Ask HN: I'm a research engineer. How bad do I need an MBA? - atrilla
I&#x27;m building a personal brand as an industry-focused research engineer (http:&#x2F;&#x2F;atrilla.net&#x2F;). I have a strong technical and scientific background. What value can an MBA add to my career? Will it enrich my career with management and business skills? Is it worth it?
======
lutusp
> I'm building a personal brand as an industry-focused research engineer ...

Meaning you're planning to run your own business.

> What value can an MBA add to my career?

It might make it easier to assemble a successful business plan for your
consultancy, but acquiring an MBA for that purpose alone might be overkill.

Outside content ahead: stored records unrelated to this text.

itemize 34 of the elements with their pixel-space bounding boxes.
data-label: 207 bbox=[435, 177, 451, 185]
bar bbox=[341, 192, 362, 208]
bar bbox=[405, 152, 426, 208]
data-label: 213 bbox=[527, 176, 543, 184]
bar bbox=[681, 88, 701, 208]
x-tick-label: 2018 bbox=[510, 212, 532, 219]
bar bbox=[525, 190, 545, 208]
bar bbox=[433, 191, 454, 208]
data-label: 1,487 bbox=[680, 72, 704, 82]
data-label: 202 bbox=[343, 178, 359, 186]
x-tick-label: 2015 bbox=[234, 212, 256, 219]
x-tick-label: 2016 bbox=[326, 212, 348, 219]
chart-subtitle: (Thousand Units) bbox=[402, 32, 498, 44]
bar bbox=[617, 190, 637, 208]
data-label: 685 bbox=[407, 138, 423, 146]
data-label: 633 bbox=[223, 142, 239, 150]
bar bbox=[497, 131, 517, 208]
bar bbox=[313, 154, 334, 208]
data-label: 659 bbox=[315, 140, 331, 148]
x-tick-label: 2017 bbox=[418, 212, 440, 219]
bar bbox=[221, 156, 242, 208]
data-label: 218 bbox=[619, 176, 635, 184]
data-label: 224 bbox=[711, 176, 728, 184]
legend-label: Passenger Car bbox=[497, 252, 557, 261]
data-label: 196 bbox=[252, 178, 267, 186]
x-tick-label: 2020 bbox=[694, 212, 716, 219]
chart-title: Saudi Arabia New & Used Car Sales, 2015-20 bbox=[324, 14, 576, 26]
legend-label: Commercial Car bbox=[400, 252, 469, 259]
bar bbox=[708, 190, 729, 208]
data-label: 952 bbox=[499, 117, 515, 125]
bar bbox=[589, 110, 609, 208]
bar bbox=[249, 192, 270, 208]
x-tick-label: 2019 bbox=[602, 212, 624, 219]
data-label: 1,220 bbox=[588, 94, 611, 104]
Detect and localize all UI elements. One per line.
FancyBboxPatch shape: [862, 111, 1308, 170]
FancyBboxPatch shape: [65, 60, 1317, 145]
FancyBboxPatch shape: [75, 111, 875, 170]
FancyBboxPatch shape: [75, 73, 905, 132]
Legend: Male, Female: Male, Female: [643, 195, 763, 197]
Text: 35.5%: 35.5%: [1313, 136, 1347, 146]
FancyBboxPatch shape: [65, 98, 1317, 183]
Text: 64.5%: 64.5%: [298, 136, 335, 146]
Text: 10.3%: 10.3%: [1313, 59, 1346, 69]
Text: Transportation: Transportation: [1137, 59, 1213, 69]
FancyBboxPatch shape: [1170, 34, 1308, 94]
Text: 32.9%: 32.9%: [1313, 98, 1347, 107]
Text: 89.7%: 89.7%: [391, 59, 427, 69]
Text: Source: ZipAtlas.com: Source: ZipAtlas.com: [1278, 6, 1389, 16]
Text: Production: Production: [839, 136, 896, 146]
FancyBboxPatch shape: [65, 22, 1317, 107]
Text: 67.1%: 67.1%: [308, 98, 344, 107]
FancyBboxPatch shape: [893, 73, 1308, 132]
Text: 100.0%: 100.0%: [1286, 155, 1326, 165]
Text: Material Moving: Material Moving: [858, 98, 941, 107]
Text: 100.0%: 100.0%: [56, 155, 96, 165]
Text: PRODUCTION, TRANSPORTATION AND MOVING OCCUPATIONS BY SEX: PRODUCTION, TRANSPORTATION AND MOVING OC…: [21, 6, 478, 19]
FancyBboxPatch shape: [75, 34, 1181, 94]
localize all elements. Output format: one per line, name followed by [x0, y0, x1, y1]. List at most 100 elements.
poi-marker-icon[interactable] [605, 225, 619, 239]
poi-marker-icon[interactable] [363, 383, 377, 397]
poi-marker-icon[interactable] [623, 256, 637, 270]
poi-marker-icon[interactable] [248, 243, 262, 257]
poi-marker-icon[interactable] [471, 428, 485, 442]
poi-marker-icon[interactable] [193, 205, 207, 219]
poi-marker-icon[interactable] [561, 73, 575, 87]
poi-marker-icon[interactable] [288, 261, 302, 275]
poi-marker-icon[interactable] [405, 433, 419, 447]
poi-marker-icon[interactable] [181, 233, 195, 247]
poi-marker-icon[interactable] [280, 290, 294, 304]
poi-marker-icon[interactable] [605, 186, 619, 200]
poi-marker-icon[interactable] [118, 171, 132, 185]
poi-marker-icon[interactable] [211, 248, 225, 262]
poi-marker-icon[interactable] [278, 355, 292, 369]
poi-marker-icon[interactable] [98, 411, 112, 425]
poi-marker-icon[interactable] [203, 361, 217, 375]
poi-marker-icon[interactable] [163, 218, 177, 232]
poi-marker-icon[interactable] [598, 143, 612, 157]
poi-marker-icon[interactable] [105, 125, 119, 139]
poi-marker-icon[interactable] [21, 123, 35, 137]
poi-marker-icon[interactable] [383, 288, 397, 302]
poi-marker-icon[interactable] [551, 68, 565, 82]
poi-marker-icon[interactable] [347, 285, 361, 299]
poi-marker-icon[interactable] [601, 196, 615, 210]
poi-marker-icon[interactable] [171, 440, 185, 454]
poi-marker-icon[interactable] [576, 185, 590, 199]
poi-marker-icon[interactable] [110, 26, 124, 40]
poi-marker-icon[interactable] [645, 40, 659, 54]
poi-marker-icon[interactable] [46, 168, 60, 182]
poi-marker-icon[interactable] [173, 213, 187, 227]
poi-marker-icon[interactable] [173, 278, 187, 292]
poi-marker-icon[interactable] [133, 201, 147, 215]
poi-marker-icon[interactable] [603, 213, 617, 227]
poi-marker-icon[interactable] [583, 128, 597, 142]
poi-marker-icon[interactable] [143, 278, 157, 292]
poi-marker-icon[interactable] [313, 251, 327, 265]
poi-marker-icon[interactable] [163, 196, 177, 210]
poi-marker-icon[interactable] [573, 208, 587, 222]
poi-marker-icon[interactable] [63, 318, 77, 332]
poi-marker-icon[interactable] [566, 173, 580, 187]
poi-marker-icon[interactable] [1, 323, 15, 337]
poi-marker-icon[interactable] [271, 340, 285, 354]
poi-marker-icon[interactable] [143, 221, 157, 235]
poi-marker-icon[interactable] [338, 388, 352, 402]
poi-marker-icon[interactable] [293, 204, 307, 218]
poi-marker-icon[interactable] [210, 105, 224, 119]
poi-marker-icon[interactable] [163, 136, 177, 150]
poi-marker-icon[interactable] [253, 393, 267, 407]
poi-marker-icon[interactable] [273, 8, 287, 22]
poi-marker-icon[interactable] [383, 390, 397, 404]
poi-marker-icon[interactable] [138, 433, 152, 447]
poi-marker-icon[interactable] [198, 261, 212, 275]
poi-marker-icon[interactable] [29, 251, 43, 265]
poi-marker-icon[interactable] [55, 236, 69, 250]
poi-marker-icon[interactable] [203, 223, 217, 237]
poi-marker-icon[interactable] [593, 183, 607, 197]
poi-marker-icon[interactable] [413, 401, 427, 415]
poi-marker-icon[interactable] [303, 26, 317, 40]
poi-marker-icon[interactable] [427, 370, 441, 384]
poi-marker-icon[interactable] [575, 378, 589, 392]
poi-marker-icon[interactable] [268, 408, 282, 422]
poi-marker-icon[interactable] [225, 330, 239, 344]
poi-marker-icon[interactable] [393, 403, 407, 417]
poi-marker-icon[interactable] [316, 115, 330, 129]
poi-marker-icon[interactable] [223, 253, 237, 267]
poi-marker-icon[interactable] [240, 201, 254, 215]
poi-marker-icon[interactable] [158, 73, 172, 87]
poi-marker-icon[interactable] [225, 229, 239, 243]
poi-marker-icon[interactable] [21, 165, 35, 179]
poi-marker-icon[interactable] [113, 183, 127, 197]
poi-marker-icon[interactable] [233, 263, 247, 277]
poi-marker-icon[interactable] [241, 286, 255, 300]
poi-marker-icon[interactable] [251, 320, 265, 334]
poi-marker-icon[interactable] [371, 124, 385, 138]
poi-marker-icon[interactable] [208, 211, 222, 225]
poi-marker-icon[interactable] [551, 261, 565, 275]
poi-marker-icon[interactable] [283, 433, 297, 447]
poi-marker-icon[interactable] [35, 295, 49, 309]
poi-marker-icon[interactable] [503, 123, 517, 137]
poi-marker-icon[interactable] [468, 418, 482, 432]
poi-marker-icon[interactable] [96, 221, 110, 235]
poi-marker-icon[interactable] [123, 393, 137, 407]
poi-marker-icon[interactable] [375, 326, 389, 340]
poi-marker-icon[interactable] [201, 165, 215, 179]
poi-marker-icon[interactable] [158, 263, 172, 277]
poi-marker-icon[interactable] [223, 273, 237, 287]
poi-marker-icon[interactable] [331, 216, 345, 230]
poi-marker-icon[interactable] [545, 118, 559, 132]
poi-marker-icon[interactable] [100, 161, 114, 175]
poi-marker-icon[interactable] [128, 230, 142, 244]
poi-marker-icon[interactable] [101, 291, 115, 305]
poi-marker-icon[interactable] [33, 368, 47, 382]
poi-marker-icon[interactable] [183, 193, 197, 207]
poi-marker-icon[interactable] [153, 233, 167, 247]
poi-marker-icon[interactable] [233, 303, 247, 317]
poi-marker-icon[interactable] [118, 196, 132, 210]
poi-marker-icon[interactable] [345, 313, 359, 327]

> Will it enrich my career with management and business skills?

That depends. Are you anticipating that you may offer business as well as
technical advice?

------
tagabek
I have always thought that the best way to learn how to run a business is to
do just that. Ask questions, make mistakes, and keep learning. An MBA might
allow you to learn about business tactics and details, but will not
(generally) give you the experience of running your own business.

------
FurrBall
If you work for people who promote MBA's then it could help get you promoted.
Other than that I see little value. I'm a pessimist.

How much will the MBA cost and how much extra money would your promotion bring
in? Need the inputs to answer "is it worth it?"